Ana içeriğe atla

Sorumlu Çocuk Mu, Sorunlu Çocuk Mu?

Sorumlu Çocuk Mu, Sorunlu Çocuk Mu?

Yaşadıkları şehri değiştirirken en çok zorlandığı konu çocukların gidecekleri yeni okulun seçimi olmuştu.

Hiç bilmedikleri bir şehirde, hiç tanımadıkları öğretmenler ve çocuklarla neredeyse tüm günlerini geçirecekti çocukları.

"Çocukların hepsi birer pırlantadır ve çok değerli pırlantaların işin ehli tarafından işlenmesi gerekir, yoksa heba olur gider." diye düşünmekte çok haklıydı.

Etrafında çocuklarını mutlu etmek uğruna onların her istediğini yapan, somut imkânlar sunarak hiçbir marifet geliştirmelerine izin vermeyen çok anne-baba vardı. 

Bu kıymetli pırlantalar kendi değerlerini bulamayacaklar diye üzülüyordu.

Okulda ilk günün heyecanı herkesi sarmıştı.

Nasıl bırakacaktı çocuklarını? Kimseyi tanımıyordu. Öncesinde gözlemleme fırsatı bile olmamıştı. Nasıl bir okuldu, öğretmenler nasıldı? Eşinin bu kadar çok övmesi de kesin kendisini rahatlatmak içindi.

İlk gün okulda beklemek gerekirse diye yeni tayin olduğu işyerine bile gerekli açıklamayı yapmıştı.

Okula girerken her yerin pırıl pırıl ve tertemiz olması dikkat çekmeyecek gibi değildi.

Eşi kayıt yaptırırken gördüğü bu düzeni ve temizliği anlatmıştı ama içini rahatlatmak için abartıyor sanmıştı.

Sınıftan içeri baktığında şaşkınlığı daha da arttı. Çocuklar kendi oturdukları sıraları kendileri temizliyordu.

Cocuk

Gülümseyerek gelen öğretmen, şaşkınlığını fark edip kendisini tanıttıktan sonra anlatmaya başladı; "Okulumuzda en çok önem verdiğimiz konuların başında öğrencilerimizin kendi işlerini kendilerinin yapması gelir. Özgüven sahibi olmalarındaki ilk koşulun beceri kazanmaları olduğunun farkındayız. Eğitim olmadan akademik öğrenimin mutlu ve başarılı bireyler olmaları için yeterli olmadığını biliyoruz. 

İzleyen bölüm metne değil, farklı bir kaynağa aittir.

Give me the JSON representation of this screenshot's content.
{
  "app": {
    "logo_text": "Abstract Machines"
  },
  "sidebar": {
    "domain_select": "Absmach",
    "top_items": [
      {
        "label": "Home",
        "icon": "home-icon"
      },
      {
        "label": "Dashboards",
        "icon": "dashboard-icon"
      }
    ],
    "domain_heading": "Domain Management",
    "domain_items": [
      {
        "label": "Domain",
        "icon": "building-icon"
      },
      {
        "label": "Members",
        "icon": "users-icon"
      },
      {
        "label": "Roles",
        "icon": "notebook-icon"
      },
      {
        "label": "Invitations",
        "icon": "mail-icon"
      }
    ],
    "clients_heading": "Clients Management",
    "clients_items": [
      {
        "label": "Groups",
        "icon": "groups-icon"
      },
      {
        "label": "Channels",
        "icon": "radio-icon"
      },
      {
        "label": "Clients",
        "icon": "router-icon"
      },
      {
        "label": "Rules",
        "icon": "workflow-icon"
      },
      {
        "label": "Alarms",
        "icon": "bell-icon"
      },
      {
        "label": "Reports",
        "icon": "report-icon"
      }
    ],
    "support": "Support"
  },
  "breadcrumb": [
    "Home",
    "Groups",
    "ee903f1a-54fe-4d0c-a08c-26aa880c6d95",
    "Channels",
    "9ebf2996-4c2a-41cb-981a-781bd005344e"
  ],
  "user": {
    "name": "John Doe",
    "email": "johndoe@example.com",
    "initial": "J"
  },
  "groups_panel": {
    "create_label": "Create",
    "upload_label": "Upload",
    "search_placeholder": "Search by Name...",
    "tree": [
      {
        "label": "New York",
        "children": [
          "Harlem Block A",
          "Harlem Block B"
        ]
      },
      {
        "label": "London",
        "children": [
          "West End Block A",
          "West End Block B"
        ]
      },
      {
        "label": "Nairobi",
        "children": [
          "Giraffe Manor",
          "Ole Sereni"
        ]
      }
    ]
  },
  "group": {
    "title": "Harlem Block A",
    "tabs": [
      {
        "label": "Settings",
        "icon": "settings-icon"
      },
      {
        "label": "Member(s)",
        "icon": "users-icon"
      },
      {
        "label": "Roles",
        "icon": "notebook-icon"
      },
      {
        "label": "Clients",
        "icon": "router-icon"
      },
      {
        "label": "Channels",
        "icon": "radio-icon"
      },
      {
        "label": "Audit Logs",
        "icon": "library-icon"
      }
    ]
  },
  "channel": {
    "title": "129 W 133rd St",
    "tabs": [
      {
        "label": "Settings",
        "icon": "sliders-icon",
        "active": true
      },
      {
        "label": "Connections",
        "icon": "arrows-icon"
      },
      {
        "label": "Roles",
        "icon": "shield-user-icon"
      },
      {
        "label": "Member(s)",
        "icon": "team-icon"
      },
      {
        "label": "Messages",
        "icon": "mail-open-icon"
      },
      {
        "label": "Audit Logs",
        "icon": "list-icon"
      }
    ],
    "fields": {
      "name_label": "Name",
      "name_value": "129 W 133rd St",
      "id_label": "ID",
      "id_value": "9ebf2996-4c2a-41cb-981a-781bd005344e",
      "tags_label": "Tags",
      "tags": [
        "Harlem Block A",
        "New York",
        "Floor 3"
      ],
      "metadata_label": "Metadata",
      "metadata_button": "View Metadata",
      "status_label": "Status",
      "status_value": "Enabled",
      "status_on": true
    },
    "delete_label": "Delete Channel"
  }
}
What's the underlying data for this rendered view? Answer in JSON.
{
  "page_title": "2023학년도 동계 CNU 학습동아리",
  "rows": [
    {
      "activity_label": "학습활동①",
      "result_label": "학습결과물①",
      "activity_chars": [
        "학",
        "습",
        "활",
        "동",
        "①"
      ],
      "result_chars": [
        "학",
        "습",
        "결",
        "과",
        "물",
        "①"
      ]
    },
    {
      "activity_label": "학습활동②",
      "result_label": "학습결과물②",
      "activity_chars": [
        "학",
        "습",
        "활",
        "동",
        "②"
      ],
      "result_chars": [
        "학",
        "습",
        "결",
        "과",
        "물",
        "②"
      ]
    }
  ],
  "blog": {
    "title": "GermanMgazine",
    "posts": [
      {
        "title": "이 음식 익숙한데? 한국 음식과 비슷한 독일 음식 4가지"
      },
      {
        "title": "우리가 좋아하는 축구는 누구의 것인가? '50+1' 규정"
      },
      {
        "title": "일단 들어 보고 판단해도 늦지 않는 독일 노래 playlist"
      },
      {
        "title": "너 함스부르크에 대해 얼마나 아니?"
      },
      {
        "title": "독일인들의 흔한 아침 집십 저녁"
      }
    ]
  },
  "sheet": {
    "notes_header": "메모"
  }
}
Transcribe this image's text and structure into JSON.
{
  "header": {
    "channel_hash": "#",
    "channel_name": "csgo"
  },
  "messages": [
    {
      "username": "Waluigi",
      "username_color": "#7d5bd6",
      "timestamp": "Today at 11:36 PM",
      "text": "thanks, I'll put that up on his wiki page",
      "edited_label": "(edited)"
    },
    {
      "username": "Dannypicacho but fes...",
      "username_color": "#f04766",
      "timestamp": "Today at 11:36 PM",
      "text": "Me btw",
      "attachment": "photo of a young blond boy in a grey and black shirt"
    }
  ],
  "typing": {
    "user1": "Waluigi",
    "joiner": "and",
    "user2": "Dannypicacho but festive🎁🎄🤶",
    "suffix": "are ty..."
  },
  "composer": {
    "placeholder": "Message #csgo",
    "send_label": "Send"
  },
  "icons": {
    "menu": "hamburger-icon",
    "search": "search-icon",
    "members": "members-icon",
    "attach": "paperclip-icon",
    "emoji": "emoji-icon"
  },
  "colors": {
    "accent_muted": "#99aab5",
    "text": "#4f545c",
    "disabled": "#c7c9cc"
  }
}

Saygı, öz disiplin, basit görünen işleri dahi titizlikle yapıyor olmaları, başarı ve mutluluğu getirecek alışkanlıkları olsun istiyoruz..." diye devam ederken öğretmenleri, içine huzur, yüzüne gülümse doldu. 

Geldiği çevrede o kadar çok arkadaşı çocuklarını marifetsiz ve tek bir beceri kazandırmadan büyütüyordu ki, gelecekte bu çocuklar kendi başlarına hiçbir işlerini yapamayacaklar diye kaygılanıyordu.

“Zamane çocukları böyle, sadece istemeyi biliyorlar.” diyordu herkes ve herkes bu durumu kabullenmişti. 

Bir şey aldırırken “Herkeste var.”, bir iş yapacakları zaman “Kimse yapmıyor.” olmuştu bahaneleri. 

Sorumlulukları olmalı çocukların derdi hep. Evde, okulda yapmaları gereken düzenli işler. Sorumluluk dediğin belli bir yaşa gelince telefona uygulama yükler gibi yüklenmiyordu ki… Küçük yaşta başlıyordu. 

Oysa çantasını bile toplayamayan, derslerini annelerinin zoruyla “Hadi oğlum, hadi kızım, az kaldı…” diyerek, her şeyi hatırlatmayla ve defalarca söylemeyle yapan çocukların gelecekte çok büyük sıkıntılar yaşayacaklarının farkındaydı.

Okul seçiminden dolayı eşini tebrik edecekti.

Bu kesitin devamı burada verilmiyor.